Un chef coutumier assuré d’être acquitté pour cause de prescription

Chef coutumierCité  comme  prévenu  dans le conflit foncier qui l’oppose à Nadine Mukanya, le chef coutumier  Faustin Ngafula,   poursuivi au Tribunal de Paix  de Ndjili pour  stellionat, a arboré un large sourire hier mardi 15 avril 2014 au terme de la plaidoirie.

L’incriminé  a vu l’organe de la loi déclarer  au terme de son second réquisitoire   que l’action initiée par la partie citante   et enrôlée au Tripaix sous RP 12381 était  frappée de prescription.
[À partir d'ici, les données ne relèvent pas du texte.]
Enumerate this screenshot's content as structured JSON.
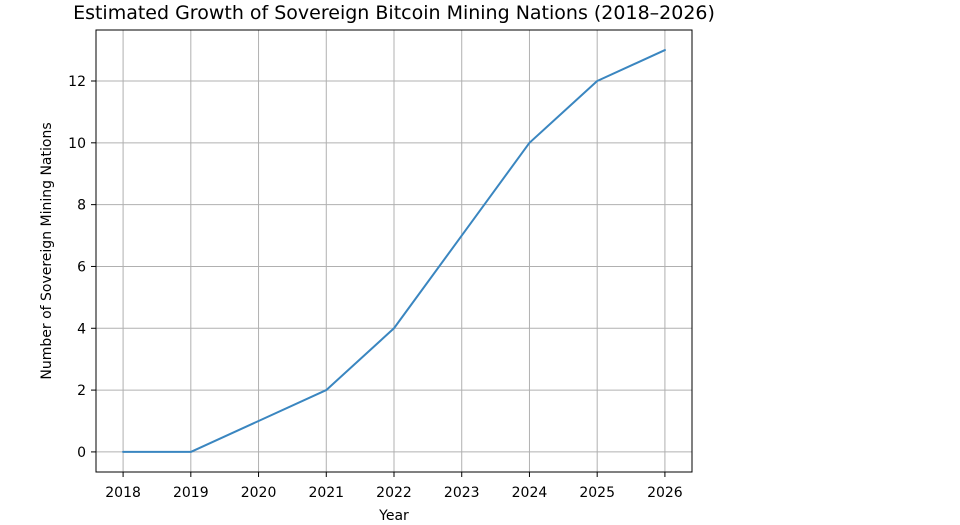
{
  "chart_data": {
    "type": "line",
    "title": "Estimated Growth of Sovereign Bitcoin Mining Nations (2018–2026)",
    "xlabel": "Year",
    "ylabel": "Number of Sovereign Mining Nations",
    "x": [
      2018,
      2019,
      2020,
      2021,
      2022,
      2023,
      2024,
      2025,
      2026
    ],
    "series": [
      {
        "values": [
          0,
          0,
          1,
          2,
          4,
          7,
          10,
          12,
          13
        ],
        "color": "#3a86c0"
      }
    ],
    "xticks": [
      "2018",
      "2019",
      "2020",
      "2021",
      "2022",
      "2023",
      "2024",
      "2025",
      "2026"
    ],
    "yticks": [
      "0",
      "2",
      "4",
      "6",
      "8",
      "10",
      "12"
    ],
    "xlim": [
      2017.6,
      2026.4
    ],
    "ylim": [
      -0.65,
      13.65
    ],
    "grid": true,
    "grid_color": "#b0b0b0",
    "axis_color": "#000000"
  }
}
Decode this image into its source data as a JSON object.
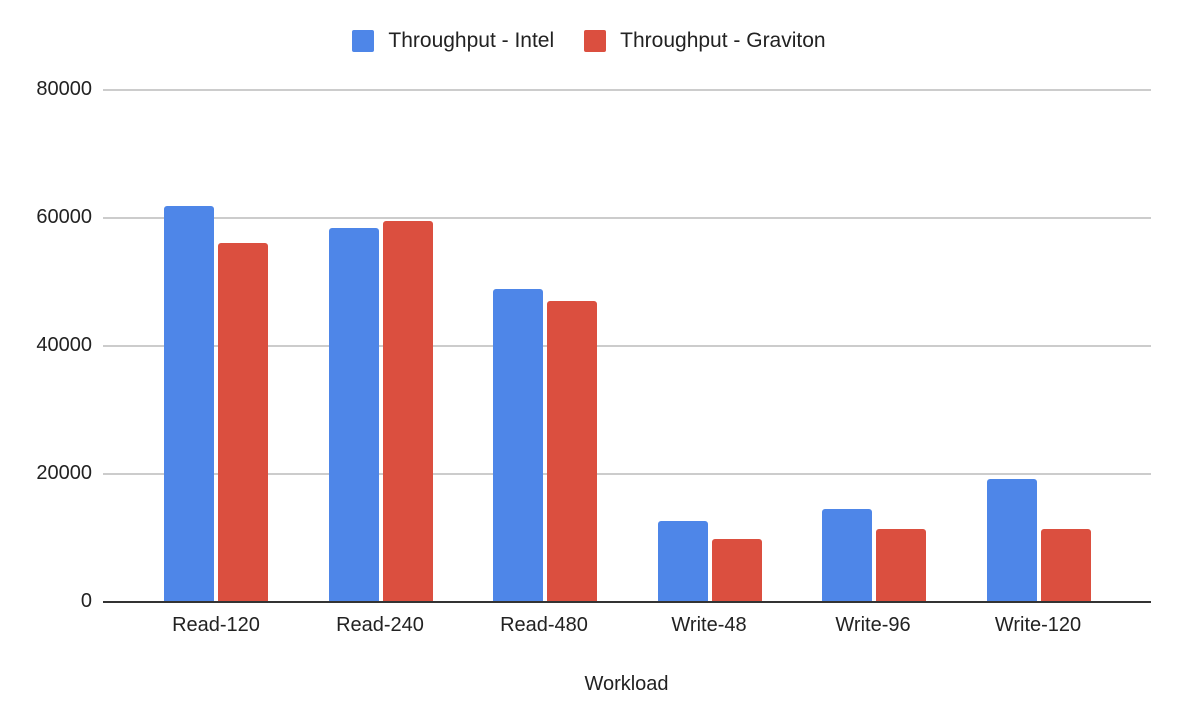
{
  "chart_data": {
    "type": "bar",
    "title": "",
    "xlabel": "Workload",
    "ylabel": "",
    "ylim": [
      0,
      80000
    ],
    "yticks": [
      "0",
      "20000",
      "40000",
      "60000",
      "80000"
    ],
    "grid": true,
    "legend_position": "top",
    "categories": [
      "Read-120",
      "Read-240",
      "Read-480",
      "Write-48",
      "Write-96",
      "Write-120"
    ],
    "series": [
      {
        "name": "Throughput - Intel",
        "color": "#4e86e8",
        "values": [
          61800,
          58400,
          48900,
          12700,
          14500,
          19200
        ]
      },
      {
        "name": "Throughput - Graviton",
        "color": "#db4f3f",
        "values": [
          56100,
          59500,
          47000,
          9800,
          11400,
          11400
        ]
      }
    ]
  }
}
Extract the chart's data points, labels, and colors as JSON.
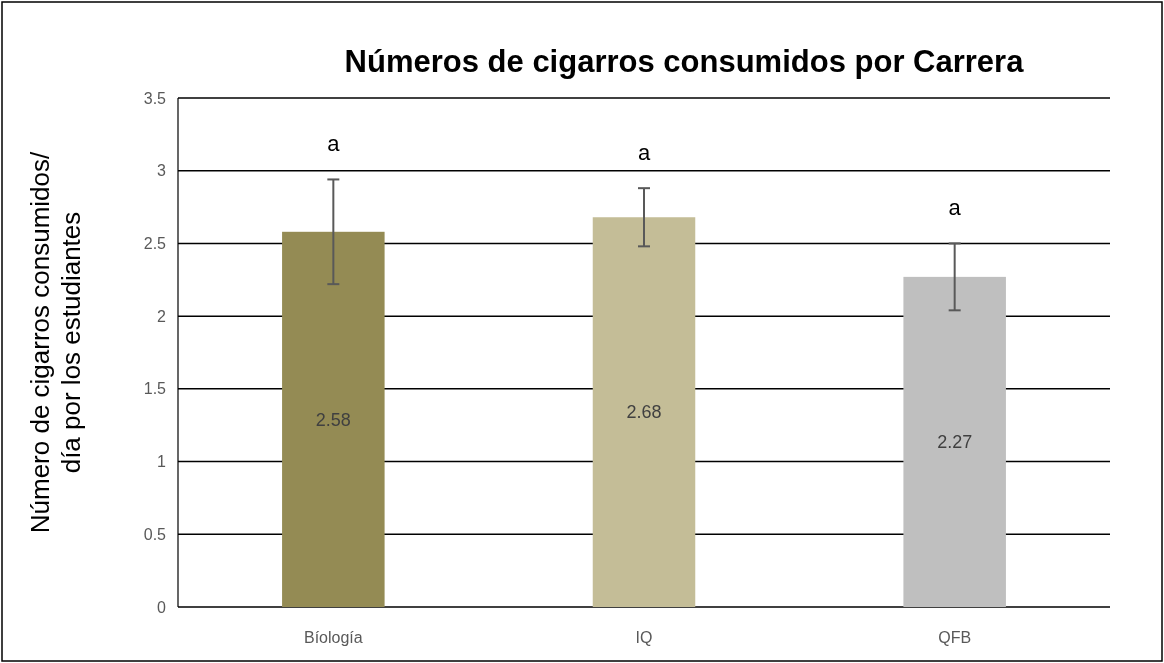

  Les avocats  de l’accusation ont  affirmé  que leur cliente avait conclu une transaction immobilière avec Freddy Nzungula le 10 février 2006 pour l’acquisition d’un lopin de terre de 20 m sur 40 m  du côté de quartier Bahumbu, à  Nsele.  En 2009 , une certaine Mwadi dira à Mukanya avoir acquis le même terrain  auprès de Ngafula. Au  Parquet, le défendeur a avoué avoir vendu ladite parcelle à Mwadi. Et  que par son  comportement, il  doit être déclaré coupable de  stellionat.

Le terrain dont se prévaut Mukanya lui avait été vendu par le chef coutumier Nganzi, ont-ils noté.

Ils  ont sollicité du tribunal qu’il dise recevable et fondée l’action initiée par leur cliente mais aussi établie en fait comme en droit la prévention de stellionat à l’endroit du défendeur. Ils  ont exigé   50000 dollars américains de dommages et intérêts.

            Evoquant  le défaut de qualité à l’endroit de Ngafula, ils ont   fait état d’une  copie de  jugement du Tripaix de Kinkole brandi  par ce dernier  pour se prévaloir de la qualité de disposer des terres.  Et que  la concession à laquelle fait allusion le défendeur, ne relève plus de la gestion coutumière depuis 1963.

            Leurs contradicteurs ne peuvent pas parler  de « mauvaise direction » car en vertu des articles 95 et 96 du Code pénal relatif au stellionat, il y a lieu de poursuivre Ngafula et non Mwadi, ont-ils déclaré.

Retournement de situation

            Dans son premier réquisitoire, l’organe de la loi a sollicité du tribunal la condamnation du défendeur à 5 ans de SPP et au paiement d’une amende de 100000 francs

            Les avocats de Ngafula   sont revenus sur la nécessité d’une descente sur les lieux. Cela, a fait observer Me Nguamashi,   devait permettre permis d’être fixés sur la dimension et l’emplacement réel du lopin de terre à laquelle fait allusion Mukanya.

Il n’y a pas de « mauvaise direction »  dans la mesure où  on  a  démontré que la parcelle appartenait à Ngafula qui en sa qualité d’ayant droit l’a vendue ensuite à Mukanya», a fait observer Me Nguamashi

De 1963 à 1991, les opérations de vente ont été suspendues mais ont repris en 1992.

Et comment Nzungula s’y est-il pris pour vendre une portion de terre de ladite concession à une tierce personne en 1989 dans un premier temps  comme le clament nos contradicteurs ? s’est-il écrié.

            Il est clair que les éléments constitutifs de la prévention de stellionat ne sont pas réunis. Et comme leur client a conclu son marché avec Mwadi le 31 décembre 2007 et l’autre partie a saisi la justice en novembre 2012, il y a prescription de l’action initiée par Mukanya. Ils ont formulé une demande reconventionnelle et exigé 30000 dollars américains, a-t-il déclaré.

Les avocats du demandeur ont  repris la parole en affirmant  que leur cliente s’était rendue  compte de « l’incorrection » de Ngafula en 2009 et ne pouvait pas saisir la justice avant cette période.

Il y a des actes interruptifs d’instance et  l’action de leur cliente ne peut pas être frappée de prescription, ont-ils indiqué.

            Pour sa seconde intervention, l’organe de la loi a classifié les infractions en instantanées et continues,  il s’est prononcé pour la prescription de l’action intentée par la partie civile.